At 3/23/2006 6:02 PM, Blogger Pooh said...

but anyone who picks ncaa over nba is bringing all sorts of extra-basketballular baggage to the table.

This is true, but it is equally true that the Free Darko Experience involves many things extra-ballular (I feel dirty now) as well.

 
At 3/23/2006 6:42 PM, Blogger Dr. Lawyer IndianChief said...

pooh...killin it as usual. carry on.

 
At 3/23/2006 8:14 PM, Anonymous Anonymous said...

Not really on this post's topic, but on the "boringness" of D-Wade, I submit this link - http://www.youtube.com/watch?v=EVr8hdJM0p8&eurl= - as evidence against that viewpoint. Combining Jordan's athleticism and explosiveness with Iverson's quickness and handles into one body - Wade's - produces one truly sick mixtape. And if after watching the video once, you still think Wade is vanilla, I lose hope in your ability to love the game of basketball played breathtakingly close to its next limit.

CAN you just watch the video once? I think not.

In fact, I find myself focusing on Wade almost the entire time when the Heat are playing, irrespective of his perceived nonchalance/humility that some on this site have disrespected him for. And he isn't really nonchalant; his celebration after doing yet another impossible Jordanesque over-the-shoulder flip shot is joyous, cocky, just not Magic Johnson level-joyous, just not Michael Jordan/Kobe Bryant level-cocky.

Let the pure excitement of this video seep into your mind for now, and then be patient that the psychological narrative that is waiting to come out of Wade will be just as exciting. I think Wade's so viscerally great right now, just like LeBron's so great, that we want to rush the process of that narrative when he hasn't lived enough, experienced enough, both basketball- and real world-wise, to give us a satisfying narrative like Melo's for instance. But it will come - life always does. And when it does, I for one will be anxiously awaiting the results.

 
At 3/23/2006 8:58 PM, Blogger jon faith said...

With Respect to Boozer and whether he is from AK: don't the Inuit have soul?

 
At 3/23/2006 9:22 PM, Blogger Brickowski said...

uh oh. amare has 9 in his first 5 minutes back.

 
At 3/23/2006 9:53 PM, Anonymous Anonymous said...

How about poor Marcus Fizer getting a 6 DNPs in his brief sonics stint, only to go back to the d league and SCORE 44 POINTS HIS FIRST GAME BACK. What does the man have to do? I feel bad for the rest of the dleague now that a possessed marcus fizer has been unleashed.

 
At 3/24/2006 1:01 AM, Anonymous Anonymous said...

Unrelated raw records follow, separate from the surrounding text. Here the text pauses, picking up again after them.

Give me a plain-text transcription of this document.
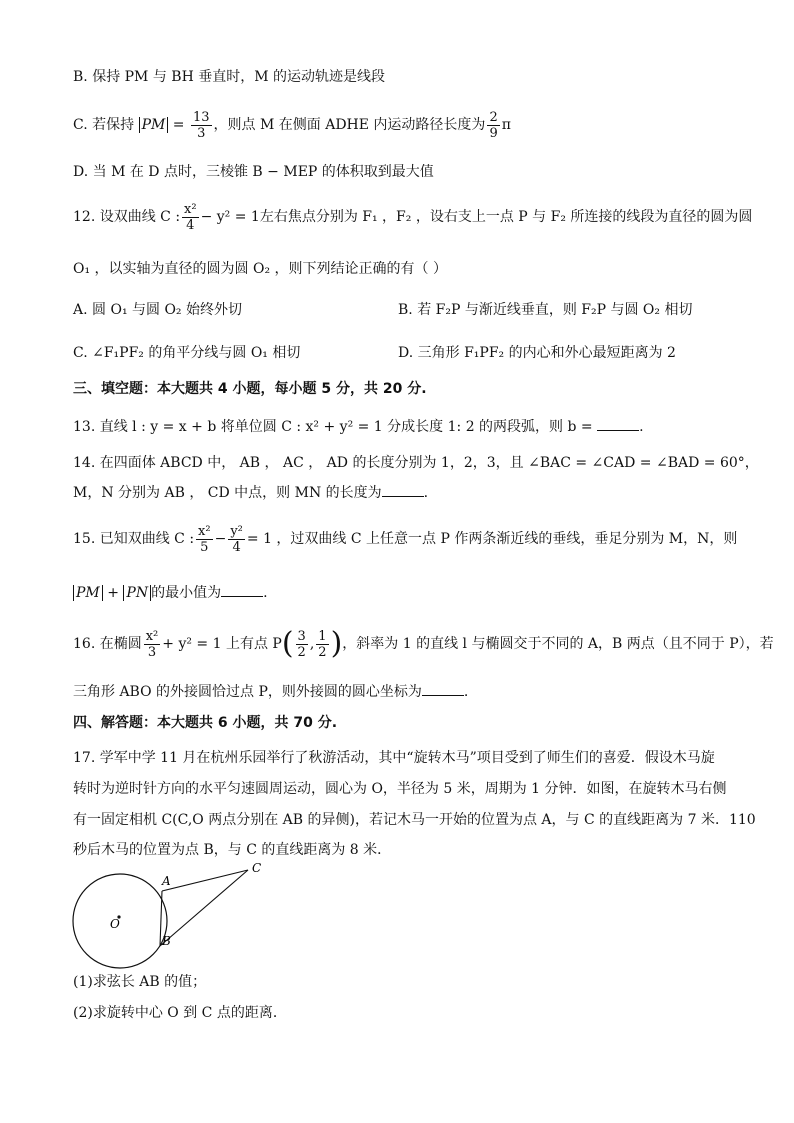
B. 保持 PM 与 BH 垂直时，M 的运动轨迹是线段
C. 若保持 PM = $\frac{13}{3}$ ，则点 M 在侧面 ADHE 内运动路径长度为 $\frac{2}{9}$ π
D. 当 M 在 D 点时，三棱锥 B − MEP 的体积取到最大值
12. 设双曲线 C : $\frac{\text{x²}}{4} - y^2 = 1$左右焦点分别为 F₁ ，F₂ ，设右支上一点 P 与 F₂ 所连接的线段为直径的圆为圆
O₁ ，以实轴为直径的圆为圆 O₂ ，则下列结论正确的有（ ）
A. 圆 O₁ 与圆 O₂ 始终外切	B. 若 F₂P 与渐近线垂直，则 F₂P 与圆 O₂ 相切
C. ∠F₁PF₂ 的角平分线与圆 O₁ 相切	D. 三角形 F₁PF₂ 的内心和外心最短距离为 2
三、填空题：本大题共 4 小题，每小题 5 分，共 20 分.
13. 直线 l : y = x + b 将单位圆 C : x² + y² = 1 分成长度 1: 2 的两段弧，则 b =	.
14. 在四面体 ABCD 中， AB ， AC ， AD 的长度分别为 1，2，3，且 ∠BAC = ∠CAD = ∠BAD = 60°，
M，N 分别为 AB ， CD 中点，则 MN 的长度为	.
15. 已知双曲线 C : $\frac{\text{x²}}{5} - \frac{\text{y²}}{4} = 1$ ，过双曲线 C 上任意一点 P 作两条渐近线的垂线，垂足分别为 M，N，则
PM + PN 的最小值为	.
16. 在椭圆 $\frac{\text{x²}}{3} + y^2 = 1$ 上有点 $P( \frac{3}{2}$ , $\frac{1}{2}$ )，斜率为 1 的直线 l 与椭圆交于不同的 A，B 两点（且不同于 P），若
三角形 ABO 的外接圆恰过点 P，则外接圆的圆心坐标为	.
四、解答题：本大题共 6 小题，共 70 分.
17. 学军中学 11 月在杭州乐园举行了秋游活动，其中“旋转木马”项目受到了师生们的喜爱．假设木马旋
转时为逆时针方向的水平匀速圆周运动，圆心为 O，半径为 5 米，周期为 1 分钟．如图，在旋转木马右侧
有一固定相机 C(C,O 两点分别在 AB 的异侧)，若记木马一开始的位置为点 A，与 C 的直线距离为 7 米．110
秒后木马的位置为点 B，与 C 的直线距离为 8 米．
A
B
C
O
(1)求弦长 AB 的值；
(2)求旋转中心 O 到 C 点的距离．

That pain that you feel tonight, Coach K? That's Allen Iverson being left off the Olympic Team.

Cry, JJ! Cry!

 
At 3/24/2006 9:26 AM, Blogger emynd said...

What about Adam Morrison crying with 2.6 seconds left on the clock? That might be the most bitch-made shit I've ever seen from a supposed powerhouse player. He better spend his entire NBA career making up for that pathetic display.

-e

 
At 3/24/2006 1:05 PM, Blogger Ken said...

I still think Boozer was on roids. Dude gained 30 lbs of muscle between leaving Duke and joining the Cavs. Then mysterious injuries kept him out for a year ala Barry. You know Stern isn't going to embarrass his league like Selig let happen.